Published: 22nd April 2014
Gretchen Muller has, as best she can, dealt with the horrors of her family’s past. Her father, a senior Nazi officer, died to save the life of their leader, Adolf Hitler. And now Germany has the chance to be great once more. Swept up in the excitement and passion of life in Munich in 1931, seventeen-year-old Gretchen has embraced the life laid out for her by that leader, her ‘Uncle Dolf’.
But the secrets of the past cannot be silenced forever. When Gretchen receives a letter from an anonymous sender claiming to have more information about her father’s death, she becomes swept up in a desperate and dangerous search for the truth. With the full might of the ever-powerful Nazi party on her tail, it is a race that will risk everything she has and change her life forever…
Thank you to BookBridgr for kindly sending me a review copy.
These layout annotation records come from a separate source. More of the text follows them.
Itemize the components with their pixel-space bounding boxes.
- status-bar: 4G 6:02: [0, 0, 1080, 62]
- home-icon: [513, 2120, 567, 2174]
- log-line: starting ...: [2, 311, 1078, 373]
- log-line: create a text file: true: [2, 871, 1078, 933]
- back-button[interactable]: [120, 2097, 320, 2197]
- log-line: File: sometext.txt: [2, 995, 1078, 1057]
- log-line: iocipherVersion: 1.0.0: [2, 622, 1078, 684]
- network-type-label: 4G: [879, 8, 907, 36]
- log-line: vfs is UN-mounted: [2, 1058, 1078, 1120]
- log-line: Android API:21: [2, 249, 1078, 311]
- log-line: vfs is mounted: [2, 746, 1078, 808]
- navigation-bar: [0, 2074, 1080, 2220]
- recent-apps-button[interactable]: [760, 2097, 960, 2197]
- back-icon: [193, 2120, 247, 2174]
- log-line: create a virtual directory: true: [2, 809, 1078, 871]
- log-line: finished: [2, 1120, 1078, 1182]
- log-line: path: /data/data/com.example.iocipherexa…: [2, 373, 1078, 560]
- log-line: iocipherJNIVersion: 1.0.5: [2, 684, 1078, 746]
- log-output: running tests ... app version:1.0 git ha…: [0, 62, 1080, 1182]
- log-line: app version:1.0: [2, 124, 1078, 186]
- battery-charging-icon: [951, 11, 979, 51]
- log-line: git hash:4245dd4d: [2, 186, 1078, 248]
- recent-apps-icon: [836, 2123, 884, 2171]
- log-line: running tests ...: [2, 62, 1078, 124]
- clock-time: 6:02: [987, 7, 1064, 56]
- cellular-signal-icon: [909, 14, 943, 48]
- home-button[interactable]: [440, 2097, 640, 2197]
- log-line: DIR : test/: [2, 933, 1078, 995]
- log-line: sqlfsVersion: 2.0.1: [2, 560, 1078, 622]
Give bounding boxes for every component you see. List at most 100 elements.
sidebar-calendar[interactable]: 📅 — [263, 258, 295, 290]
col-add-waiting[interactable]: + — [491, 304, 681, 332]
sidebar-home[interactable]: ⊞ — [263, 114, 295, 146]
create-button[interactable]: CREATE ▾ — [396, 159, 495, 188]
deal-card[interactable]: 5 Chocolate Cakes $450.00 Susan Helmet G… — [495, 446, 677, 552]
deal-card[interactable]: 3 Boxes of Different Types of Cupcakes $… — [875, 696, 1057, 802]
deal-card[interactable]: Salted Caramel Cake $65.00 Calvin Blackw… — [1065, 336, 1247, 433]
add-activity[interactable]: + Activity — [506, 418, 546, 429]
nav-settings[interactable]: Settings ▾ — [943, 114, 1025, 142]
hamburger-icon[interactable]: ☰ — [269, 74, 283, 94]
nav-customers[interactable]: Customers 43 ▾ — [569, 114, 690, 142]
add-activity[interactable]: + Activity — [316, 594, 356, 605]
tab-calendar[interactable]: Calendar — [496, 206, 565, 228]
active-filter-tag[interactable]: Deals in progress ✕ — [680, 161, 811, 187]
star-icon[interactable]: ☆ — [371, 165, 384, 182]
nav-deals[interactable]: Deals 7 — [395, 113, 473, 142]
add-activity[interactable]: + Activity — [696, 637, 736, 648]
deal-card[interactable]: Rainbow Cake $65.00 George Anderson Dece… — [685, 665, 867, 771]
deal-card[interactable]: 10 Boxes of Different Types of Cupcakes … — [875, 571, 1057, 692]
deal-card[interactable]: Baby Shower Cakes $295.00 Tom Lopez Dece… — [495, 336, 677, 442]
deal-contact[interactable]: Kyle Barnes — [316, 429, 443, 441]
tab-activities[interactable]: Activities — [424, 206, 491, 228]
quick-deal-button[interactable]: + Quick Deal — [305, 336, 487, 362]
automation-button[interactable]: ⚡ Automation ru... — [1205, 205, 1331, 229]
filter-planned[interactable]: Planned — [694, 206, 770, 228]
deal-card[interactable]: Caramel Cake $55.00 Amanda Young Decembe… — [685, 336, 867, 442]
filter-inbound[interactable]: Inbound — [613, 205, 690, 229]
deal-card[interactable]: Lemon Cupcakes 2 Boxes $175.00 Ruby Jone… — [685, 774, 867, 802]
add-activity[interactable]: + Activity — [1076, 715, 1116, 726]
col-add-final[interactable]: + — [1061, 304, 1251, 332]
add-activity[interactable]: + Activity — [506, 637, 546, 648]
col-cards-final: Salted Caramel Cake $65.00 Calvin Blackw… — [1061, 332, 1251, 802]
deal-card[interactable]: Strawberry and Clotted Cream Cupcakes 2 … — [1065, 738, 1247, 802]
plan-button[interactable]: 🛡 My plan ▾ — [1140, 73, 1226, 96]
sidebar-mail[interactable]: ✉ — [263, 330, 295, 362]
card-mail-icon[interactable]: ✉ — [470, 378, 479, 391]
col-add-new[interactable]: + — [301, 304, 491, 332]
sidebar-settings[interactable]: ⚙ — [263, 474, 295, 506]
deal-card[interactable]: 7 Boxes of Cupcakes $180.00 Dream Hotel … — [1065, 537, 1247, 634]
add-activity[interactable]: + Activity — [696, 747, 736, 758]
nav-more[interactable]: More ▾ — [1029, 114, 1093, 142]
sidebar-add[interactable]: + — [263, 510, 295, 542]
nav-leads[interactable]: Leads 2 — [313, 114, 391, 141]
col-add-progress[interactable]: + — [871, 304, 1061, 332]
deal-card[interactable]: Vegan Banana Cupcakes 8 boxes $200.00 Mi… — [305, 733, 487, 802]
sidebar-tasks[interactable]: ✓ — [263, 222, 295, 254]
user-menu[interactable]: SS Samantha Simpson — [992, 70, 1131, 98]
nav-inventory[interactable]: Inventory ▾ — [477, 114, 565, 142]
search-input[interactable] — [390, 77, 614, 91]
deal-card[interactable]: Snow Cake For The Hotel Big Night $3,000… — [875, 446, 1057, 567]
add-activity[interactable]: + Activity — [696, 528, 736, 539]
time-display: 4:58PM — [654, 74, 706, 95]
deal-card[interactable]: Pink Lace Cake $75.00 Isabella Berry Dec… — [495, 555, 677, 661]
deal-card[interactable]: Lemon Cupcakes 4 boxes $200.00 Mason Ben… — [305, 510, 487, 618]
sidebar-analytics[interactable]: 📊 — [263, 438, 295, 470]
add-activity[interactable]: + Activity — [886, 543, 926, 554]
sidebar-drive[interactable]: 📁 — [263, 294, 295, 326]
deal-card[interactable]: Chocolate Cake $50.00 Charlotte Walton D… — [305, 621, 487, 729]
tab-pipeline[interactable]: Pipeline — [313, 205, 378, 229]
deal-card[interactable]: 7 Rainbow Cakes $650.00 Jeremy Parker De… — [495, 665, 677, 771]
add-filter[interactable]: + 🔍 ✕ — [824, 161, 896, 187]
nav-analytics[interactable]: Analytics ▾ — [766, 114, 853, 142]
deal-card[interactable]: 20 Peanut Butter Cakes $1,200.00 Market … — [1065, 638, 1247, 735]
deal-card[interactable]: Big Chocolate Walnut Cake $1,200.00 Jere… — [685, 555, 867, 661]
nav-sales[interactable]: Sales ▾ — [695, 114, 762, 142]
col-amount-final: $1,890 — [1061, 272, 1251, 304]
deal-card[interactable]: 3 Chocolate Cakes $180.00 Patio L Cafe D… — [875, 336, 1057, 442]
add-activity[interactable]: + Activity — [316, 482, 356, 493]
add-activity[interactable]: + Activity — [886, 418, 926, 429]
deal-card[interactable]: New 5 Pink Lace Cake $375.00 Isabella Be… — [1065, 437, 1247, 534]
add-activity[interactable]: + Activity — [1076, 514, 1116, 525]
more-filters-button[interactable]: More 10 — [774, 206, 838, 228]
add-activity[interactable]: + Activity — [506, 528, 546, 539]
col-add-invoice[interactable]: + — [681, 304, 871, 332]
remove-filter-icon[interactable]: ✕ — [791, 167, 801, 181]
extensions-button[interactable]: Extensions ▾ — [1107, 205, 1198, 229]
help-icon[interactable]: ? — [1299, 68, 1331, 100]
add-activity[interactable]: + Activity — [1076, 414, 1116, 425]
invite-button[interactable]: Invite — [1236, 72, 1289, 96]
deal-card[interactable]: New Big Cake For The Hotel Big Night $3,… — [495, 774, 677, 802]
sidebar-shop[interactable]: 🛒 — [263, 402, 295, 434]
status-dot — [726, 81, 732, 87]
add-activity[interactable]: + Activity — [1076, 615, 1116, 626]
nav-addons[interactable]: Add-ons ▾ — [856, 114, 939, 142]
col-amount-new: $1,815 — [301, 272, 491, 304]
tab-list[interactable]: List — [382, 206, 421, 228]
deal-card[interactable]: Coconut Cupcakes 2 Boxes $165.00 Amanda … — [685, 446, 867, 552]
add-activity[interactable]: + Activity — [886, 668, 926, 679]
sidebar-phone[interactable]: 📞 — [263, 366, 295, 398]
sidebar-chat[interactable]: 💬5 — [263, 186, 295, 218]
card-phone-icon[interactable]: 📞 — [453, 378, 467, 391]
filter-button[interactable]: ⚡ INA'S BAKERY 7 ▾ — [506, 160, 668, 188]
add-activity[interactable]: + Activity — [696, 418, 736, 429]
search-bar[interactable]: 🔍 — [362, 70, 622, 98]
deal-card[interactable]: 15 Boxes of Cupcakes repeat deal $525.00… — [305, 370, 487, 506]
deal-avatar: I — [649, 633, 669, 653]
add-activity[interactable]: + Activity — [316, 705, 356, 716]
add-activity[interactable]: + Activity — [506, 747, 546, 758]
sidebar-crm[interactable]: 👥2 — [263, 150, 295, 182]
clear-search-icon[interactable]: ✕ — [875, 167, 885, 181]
Everyone knows what Hitler did. It’s unforgivable. So when I heard that Anne had a book which was fictional based around him, the word “interesting” immediately popped into my head. And I was right, it’s interesting and eye opening. Upon the first couple of pages, readers learn about Gretchen: she’s a strong, kind hearted seventeen year old who is blissfully unaware of the truth. When the first chapter came to an end, she meets a mystery man who knows how her father truly died. A big uh oh moment. For me, I wanted Gretchen to stay unaware of what had really happened as it would save her a lot of pain. But the warrior within her wanted to find out. So readers went along with her…
Anne’s writing style is full of facts, betrayal, wisdom and courage. But there was something missing: a hook. As much as I enjoy a Historical Fiction book from time to time, this one sadly didn’t grip me. Anne’s portrayal of Hitler was fantastic. She made him out to be God’s Gift to some and the Devil to others. I thought the narrative progressed quite slowly but it built up nicely to the dramatic discovery of the truth.
“And she was a fool.” – This was my favourite line from the book. It speaks some many different volumes and has the ability to take readers down several different paths.
All in all, I don’t know how I truly feel about Prisoner of Night and Fog but I do wish I had enjoyed it more. Just because it’s not my favourite, doesn’t mean to say that you won’t enjoy it. This is just my opinion.